33      Par ailleurs, étant saisi d’une exception de la Cour des comptes présentée par acte séparé, l’invitant à se prononcer directement sur la recevabilité sans engager le débat au fond, le Tribunal estime, compte tenu de la clarté des pièces du dossier et des motifs d’irrecevabilité invoqués par la Cour des comptes, qu’il n’y a pas lieu d’examiner d’abord les moyens du recours et de réserver l’examen de sa recevabilité. Il ne peut donc être fait droit, dans le présent litige, à la demande du requérant, présentée dans ses observations sur l’exception d’irrecevabilité, tendant à ce que le Tribunal apprécie si, dans l’intérêt d’une bonne administration de la justice, le recours devrait, en tout état de cause, être rejeté au fond, sans qu’il soit besoin de statuer sur sa recevabilité.

 Sur les conclusions à fin d’annulation

34      En premier lieu, il convient de déterminer à l’encontre de quelles décisions le recours est dirigé.

35      Il y a lieu de rappeler que, même formellement dirigé contre la décision rejetant la réclamation du requérant, le recours a pour effet de saisir le Tribunal de la décision contre laquelle la réclamation a été présentée. Le recours doit donc être considéré comme dirigé contre ladite décision (voir, en ce sens, arrêt de la Cour du 17 janvier 1989, Vainker/Parlement, 293/87, Rec. p. 23, point 8).

36      En l’espèce, contrairement à ce que le requérant soutient, en particulier dans ses observations sur l’exception d’irrecevabilité, il ressort des termes de la réclamation du 16 août 2006 qu’il ne s’est pas borné à contester la légalité de la lettre du vice-président de la Commission du 18 mai 2006. Il a également entendu remettre en cause la légalité des notes du 6 décembre 2005.

37      En effet, d’une part, le requérant a soutenu dans sa réclamation du 16 août 2006 que ce n’est qu’à compter de la prise de position de la Commission, institution ayant des responsabilités spécifiques en matière de transfert de droits à pension, qu’il aurait acquis la certitude qu’aucune démarche ne serait plus effectuée par les autorités communautaires en vue de satisfaire sa demande de transfert. Le requérant prétend que la lettre du vice-président de la Commission du 18 mai 2006 aurait donné un caractère définitif aux notes du 6 décembre 2005, qui n’auraient constitué avant ce 18 mai 2006 que des propositions de décisions. Le requérant a ainsi établi un lien entre ladite lettre et ces notes, en considérant que celles-ci n’avaient acquis la nature d’acte faisant grief qu’au moment de la réponse de la Commission à sa lettre du 27 mars 2006. La circonstance que la réclamation n’a été introduite que le 16 août 2006, après l’expiration du délai de réclamation ouvert à l’encontre desdites notes du 6 décembre 2005, n’est donc pas de nature à démontrer que le requérant avait renoncé à contester lesdites notes.

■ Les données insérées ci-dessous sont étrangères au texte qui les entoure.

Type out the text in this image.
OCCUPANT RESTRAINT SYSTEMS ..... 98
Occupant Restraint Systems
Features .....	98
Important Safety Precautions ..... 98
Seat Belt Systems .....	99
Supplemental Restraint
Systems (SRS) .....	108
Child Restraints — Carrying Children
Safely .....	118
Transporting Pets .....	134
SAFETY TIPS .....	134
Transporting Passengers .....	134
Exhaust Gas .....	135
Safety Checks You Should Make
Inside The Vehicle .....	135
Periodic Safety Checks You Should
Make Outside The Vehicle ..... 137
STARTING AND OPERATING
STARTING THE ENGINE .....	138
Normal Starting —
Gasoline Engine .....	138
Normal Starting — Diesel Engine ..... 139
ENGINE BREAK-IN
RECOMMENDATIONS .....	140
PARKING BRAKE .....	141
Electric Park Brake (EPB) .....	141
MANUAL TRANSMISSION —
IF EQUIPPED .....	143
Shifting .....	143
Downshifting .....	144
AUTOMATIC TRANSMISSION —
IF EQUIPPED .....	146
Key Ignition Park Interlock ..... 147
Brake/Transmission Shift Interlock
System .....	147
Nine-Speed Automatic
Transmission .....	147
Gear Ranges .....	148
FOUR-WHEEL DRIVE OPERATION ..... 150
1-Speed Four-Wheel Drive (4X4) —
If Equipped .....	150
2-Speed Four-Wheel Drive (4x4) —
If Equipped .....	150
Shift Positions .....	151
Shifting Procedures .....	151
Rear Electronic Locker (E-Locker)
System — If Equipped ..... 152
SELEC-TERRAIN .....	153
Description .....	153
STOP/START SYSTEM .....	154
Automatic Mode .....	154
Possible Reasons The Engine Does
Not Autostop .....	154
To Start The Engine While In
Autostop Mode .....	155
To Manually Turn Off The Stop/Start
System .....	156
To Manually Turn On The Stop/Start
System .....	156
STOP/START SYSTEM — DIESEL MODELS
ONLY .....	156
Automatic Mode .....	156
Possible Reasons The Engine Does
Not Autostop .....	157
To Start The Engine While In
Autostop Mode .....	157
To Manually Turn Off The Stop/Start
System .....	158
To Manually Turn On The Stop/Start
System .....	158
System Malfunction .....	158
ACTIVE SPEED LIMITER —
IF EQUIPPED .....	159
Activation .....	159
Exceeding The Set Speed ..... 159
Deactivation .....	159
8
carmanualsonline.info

38      D’autre part, force est de constater que la réclamation a été introduite auprès de la Cour des comptes et contient d’amples développements relatifs aux diverses illégalités qu’aurait commises cette institution dans le traitement de la situation du requérant, notamment en adoptant les notes du 6 décembre 2005.

39      Par ailleurs, indépendamment même de l’argumentation du requérant, il convient de relever que tant la Cour des comptes, institution au sein de laquelle celui-ci a exercé ses fonctions, que la Commission ont été conduites à connaître de la demande de transfert des droits à pension du requérant et sont intervenues dans le traitement de sa situation administrative. Comme l’indique à juste titre le requérant et ainsi que l’a admis la Cour des comptes au point 10 de sa réponse à la réclamation du 16 août 2006, la Commission a des responsabilités particulières dans les procédures de transfert de droits à pension, en qualité d’interlocutrice des autorités nationales. Elle est notamment chargée de veiller au respect des règles applicables aux transferts par lesdites autorités et ses services sont destinataires des montants transférés par les caisses de retraite nationales. Les faits du présent litige, tels qu’ils sont exposés dans la présente ordonnance, démontrent que la Commission a été partie prenante du dossier de transfert des droits à pension du requérant. Le vice-président de la Commission, en analysant les arguments du requérant, n’a d’ailleurs nullement laissé penser, dans la lettre du 18 mai 2006, que ce dernier se serait adressé à une institution incompétente pour connaître des aspects communautaires de sa demande de transfert.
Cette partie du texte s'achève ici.